5. Destruction et refonte du transcendantal

La brutale modification, sous la poussée disparaissante d’une singularité forte (événementielle), de la valeur transcendantale de ØA (l’inexistant de (A, Id)) ne peut laisser intacte l’indexation transcendantale de A, et donc le régime général de l’apparaître dans le monde de ses éléments. De proche en proche, tout le protocole de l’objet va se trouver bouleversé. Il y aura eu une ré-objectivation de A, qui apparaît rétroactivement comme une objectivation (nouvelle) du site.

Un tout premier exemple est celui de la mort inévitable d’un élément.
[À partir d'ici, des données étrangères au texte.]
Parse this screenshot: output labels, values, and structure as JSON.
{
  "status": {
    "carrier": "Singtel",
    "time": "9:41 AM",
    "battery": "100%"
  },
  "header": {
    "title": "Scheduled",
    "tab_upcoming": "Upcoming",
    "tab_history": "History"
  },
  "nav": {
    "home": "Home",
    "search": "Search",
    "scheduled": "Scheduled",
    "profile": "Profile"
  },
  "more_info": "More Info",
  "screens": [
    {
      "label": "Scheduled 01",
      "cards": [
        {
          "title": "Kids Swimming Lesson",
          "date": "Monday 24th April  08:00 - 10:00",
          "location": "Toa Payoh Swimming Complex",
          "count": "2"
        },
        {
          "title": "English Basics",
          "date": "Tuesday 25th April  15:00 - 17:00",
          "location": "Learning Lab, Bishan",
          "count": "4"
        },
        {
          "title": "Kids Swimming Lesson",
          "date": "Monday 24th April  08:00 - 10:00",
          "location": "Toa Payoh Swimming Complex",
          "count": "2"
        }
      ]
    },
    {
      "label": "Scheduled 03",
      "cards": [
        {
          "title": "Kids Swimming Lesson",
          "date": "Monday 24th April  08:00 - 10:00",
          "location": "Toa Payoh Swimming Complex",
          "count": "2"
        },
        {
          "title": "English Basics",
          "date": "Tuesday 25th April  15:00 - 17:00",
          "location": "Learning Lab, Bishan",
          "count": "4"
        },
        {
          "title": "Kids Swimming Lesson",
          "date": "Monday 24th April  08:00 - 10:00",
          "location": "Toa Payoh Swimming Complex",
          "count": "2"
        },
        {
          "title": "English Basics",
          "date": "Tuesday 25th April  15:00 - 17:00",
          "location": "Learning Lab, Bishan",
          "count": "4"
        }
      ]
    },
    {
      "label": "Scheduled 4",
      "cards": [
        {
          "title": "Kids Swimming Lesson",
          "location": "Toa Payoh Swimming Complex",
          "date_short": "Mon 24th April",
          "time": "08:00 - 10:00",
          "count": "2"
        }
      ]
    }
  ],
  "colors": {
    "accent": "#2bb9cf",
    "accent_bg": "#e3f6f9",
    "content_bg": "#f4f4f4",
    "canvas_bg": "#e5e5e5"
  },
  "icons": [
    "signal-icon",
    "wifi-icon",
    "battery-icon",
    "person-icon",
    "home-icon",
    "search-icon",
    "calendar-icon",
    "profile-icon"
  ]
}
Rappelons (III,5) que la mort d’un élément x est le passage de E x = p à E x = µ, sous l’effet d’une cause extérieure à x. Considérons un objet (A, Id) relativement auquel il y a eu événement. L’effet majeur de l’apparition / disparition du site est la relève de l’inexistant, E ØA = M, alors qu’antérieurement on avait E ØA = µ. Mais les lois formelles du transcendantal, forcées par la singularité forte, sont restaurées dès la dissipation du site (dès son in-apparaître). Ce qui veut dire qu’il doit y avoir un inexistant propre de l’objet (A, Id). Et puisque ØA cesse d’inexister — il existe, au contraire, absolument —, il faut que quelque autre élément de A, dont la valeur d’existence était p, avec p ≠ µ, vienne occuper la position de l’inexistant. Ce qui signifie, si δ est cet élément, qu’on a le passage (E δ = p) → (E δ = µ), lequel formalise la mort, ou la destruction, de δ. Il en résulte évidemment que la fonction Id de l’objet (A, Id) est subvertie, en un autre point que l’inexistant ØA. On avait Id (δ, δ) = p, on a Id (δ, δ) = µ. Mais les transformations ne peuvent le plus souvent en rester là. Par exemple, on a toujours Id (δ, x) ≤ E δ. Si E δ = p, cela signifie seulement que Id (δ, x) ≤ p. Mais dès lors que E δ = µ, on doit avoir, pour tout x ∊ A, Id (δ, x) ≤ µ, soit Id (δ, x) = µ.

Ainsi s’inaugure, par une mort inévitable sous l’injonction de l’événement, la destruction de ce qui reliait le multiple A au transcendantal du monde. L’ouverture d’un espace de création exige la destruction.